Shao Bai grommela : « Frère Zhang, pourquoi tout ce tracas ? Nous sommes ici pour un échange et un voyage touristique, pourquoi causons-nous tous ces problèmes ? » Il passa ses mains dans ses cheveux en désordre et les gratta à plusieurs reprises, manifestant son extrême impatience.

Zhang Baisen adopta un ton grave

: «

Nous sommes Chinois. Sur le territoire japonais, si nous ne sommes pas unis et si nous ne nous entraidons pas, nos compatriotes n’en souffriront-ils pas

? Je ne vous forcerai pas. Même sans vos “calculs divins du ciel et de la terre et les cinq transformations des fleurs de prunier”, nous pouvons surmonter cette épreuve.

»

L'expression de Hawke changea soudainement : « Alors vous deux êtes les prophètes invincibles considérés comme des "êtres divins" par le Pentagone ? » Il se leva et s'inclina profondément devant Shao Bai et Shao Hei.

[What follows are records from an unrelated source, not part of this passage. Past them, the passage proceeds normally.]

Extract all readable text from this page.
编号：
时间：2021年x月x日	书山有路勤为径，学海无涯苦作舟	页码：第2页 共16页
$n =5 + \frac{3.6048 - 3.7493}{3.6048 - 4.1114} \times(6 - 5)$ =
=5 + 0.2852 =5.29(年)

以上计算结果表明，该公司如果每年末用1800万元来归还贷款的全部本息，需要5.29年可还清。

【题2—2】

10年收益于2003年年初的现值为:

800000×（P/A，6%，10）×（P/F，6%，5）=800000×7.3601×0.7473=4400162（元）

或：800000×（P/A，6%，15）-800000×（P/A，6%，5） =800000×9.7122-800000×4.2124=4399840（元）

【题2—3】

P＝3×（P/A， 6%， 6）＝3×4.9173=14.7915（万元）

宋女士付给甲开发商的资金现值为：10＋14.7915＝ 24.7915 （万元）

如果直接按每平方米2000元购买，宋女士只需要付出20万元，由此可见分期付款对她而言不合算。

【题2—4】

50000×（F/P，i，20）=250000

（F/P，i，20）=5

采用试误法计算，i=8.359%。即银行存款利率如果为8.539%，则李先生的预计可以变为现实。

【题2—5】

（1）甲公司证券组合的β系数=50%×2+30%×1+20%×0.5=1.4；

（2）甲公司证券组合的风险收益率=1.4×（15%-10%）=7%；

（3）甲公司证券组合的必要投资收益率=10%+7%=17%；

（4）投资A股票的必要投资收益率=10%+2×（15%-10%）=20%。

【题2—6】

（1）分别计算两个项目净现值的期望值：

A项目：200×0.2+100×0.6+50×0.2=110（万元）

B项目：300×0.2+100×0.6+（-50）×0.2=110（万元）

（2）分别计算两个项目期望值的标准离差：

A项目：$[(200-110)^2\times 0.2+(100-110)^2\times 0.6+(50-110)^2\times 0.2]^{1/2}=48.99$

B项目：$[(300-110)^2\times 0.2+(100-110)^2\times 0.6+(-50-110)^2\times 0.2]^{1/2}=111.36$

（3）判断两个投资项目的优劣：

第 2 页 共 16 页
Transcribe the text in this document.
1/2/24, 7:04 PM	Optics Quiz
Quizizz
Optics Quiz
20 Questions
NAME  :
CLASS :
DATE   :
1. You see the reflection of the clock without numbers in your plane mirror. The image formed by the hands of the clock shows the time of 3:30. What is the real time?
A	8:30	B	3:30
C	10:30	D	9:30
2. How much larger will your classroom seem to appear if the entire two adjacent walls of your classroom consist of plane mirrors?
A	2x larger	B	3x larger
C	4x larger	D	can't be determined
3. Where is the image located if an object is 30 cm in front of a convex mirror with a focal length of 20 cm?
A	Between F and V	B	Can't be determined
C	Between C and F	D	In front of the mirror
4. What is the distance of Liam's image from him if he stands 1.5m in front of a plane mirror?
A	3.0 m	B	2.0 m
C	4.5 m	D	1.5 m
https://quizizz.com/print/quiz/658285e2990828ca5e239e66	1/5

Shao Hei laissa échapper deux petits rires, dévoilant ses dents jaunies, puis leva les yeux vers le toit, sans manifester la moindre reconnaissance pour le respect de Hawke.

J'ai déjà entendu l'histoire derrière le titre « Être Céleste » : après que le Pentagone a émis l'ordre « Carte à jouer recherchée », la recherche des fugitifs irakiens ne s'est pas déroulée sans heurts, alors Rumsfeld a engagé plusieurs experts paranormaux de renom d'Amérique du Sud, d'Afrique et d'Asie pour tenter de trouver des traces de Saddam Hussein, d'Oussama ben Laden et d'autres par le biais de « la liaison spirituelle ».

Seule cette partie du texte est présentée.